When the question is of the true nobility and greatness, of the true statesmanship, of the personal fitness of an individual to assume the care of the public welfare, the question, of course, as to this double nature, comes in. We wish to know – if any thing is going to depend upon his single will in the matter, we must know, which of these two natures is SOVEREIGN in himself, – which good he supremely affects, – that of his senses, passions, and private affections, that good which ends in his private and particular nature, – a good which has its due place in this system, and is not unnaturally mortified and depressed, as it is in less scientific ones, – or that good of the whole, which is each man's highest good; – whether he is, in fact, a man, or whether, in the absence of that perfection of the human form, which should be the end of science and government, he approximates at all, – or undertakes to approximate at all, to the true human type; – whether he be, indeed, a man, in the higher sense of that word, or whether he ranks in the scale of nature, as 'only a nobler kind of vermin,' a man, a noble man, a man with a divine ideal and ambition, degenerate into that.

When it is a candidate for the chief magistracy, a candidate for the supreme power in the state, who is on his trial, of course that question as to the balance between the public and private affections, which, those who know how to trace this author's hand, know he is so fond of trying elsewhere, is sure to come up. The question is, as to whether there is any affection in this claimant for power, so large and so noble, that it can embrace heartily the common weal, and take that to be its good.

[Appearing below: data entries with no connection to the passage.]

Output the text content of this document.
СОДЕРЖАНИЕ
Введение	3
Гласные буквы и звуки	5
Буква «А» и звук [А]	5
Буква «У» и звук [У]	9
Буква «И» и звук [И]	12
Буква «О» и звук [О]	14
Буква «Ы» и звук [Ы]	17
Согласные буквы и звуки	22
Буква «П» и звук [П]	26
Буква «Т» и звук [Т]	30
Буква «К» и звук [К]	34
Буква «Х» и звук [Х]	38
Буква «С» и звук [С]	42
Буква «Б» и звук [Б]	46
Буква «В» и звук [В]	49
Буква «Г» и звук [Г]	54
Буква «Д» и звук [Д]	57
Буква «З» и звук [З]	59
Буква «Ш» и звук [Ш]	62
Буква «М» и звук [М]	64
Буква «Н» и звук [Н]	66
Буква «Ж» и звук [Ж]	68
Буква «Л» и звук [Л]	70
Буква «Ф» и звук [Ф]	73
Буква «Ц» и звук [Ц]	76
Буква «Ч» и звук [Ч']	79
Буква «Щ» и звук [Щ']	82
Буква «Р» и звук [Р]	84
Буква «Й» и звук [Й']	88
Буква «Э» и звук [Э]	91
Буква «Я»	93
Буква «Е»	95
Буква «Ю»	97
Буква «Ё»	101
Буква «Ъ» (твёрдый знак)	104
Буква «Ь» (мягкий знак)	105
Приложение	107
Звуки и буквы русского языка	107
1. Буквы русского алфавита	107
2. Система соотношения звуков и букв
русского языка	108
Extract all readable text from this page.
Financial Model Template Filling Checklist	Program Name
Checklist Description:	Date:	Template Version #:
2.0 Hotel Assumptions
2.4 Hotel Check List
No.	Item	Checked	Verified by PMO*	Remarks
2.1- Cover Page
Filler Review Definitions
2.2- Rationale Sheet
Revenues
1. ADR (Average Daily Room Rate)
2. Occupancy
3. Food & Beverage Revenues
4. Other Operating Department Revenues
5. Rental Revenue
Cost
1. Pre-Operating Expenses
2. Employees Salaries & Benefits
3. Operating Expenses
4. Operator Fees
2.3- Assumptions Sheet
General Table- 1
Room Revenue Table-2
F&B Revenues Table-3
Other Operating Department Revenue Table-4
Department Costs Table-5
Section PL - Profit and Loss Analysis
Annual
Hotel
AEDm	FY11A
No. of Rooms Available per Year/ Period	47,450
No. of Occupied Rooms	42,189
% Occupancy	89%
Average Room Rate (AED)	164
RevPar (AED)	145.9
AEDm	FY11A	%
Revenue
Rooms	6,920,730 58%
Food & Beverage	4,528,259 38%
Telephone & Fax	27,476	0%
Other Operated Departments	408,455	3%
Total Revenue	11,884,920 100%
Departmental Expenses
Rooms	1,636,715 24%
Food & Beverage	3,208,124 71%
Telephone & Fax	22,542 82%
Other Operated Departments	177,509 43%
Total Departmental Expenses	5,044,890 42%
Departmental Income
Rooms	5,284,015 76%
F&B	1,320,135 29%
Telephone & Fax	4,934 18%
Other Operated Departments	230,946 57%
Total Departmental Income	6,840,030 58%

The trial will be a sharp one. The trial of human greatness which is magnanimity, must needs be. The question is, as to whether this is a nature capable of pursuing that end for its own sake, without respect to its pivate and merely selfish recompence; whether it is one which has any such means of egress from its particular self, any such means of coming out of its private and exclusive motivity, that it can persevere in its care of the Common Weal, through good and through ill report, through personal wrong and ingratitude, – abandoning its private claim, and ascending by that conquest to the divineness.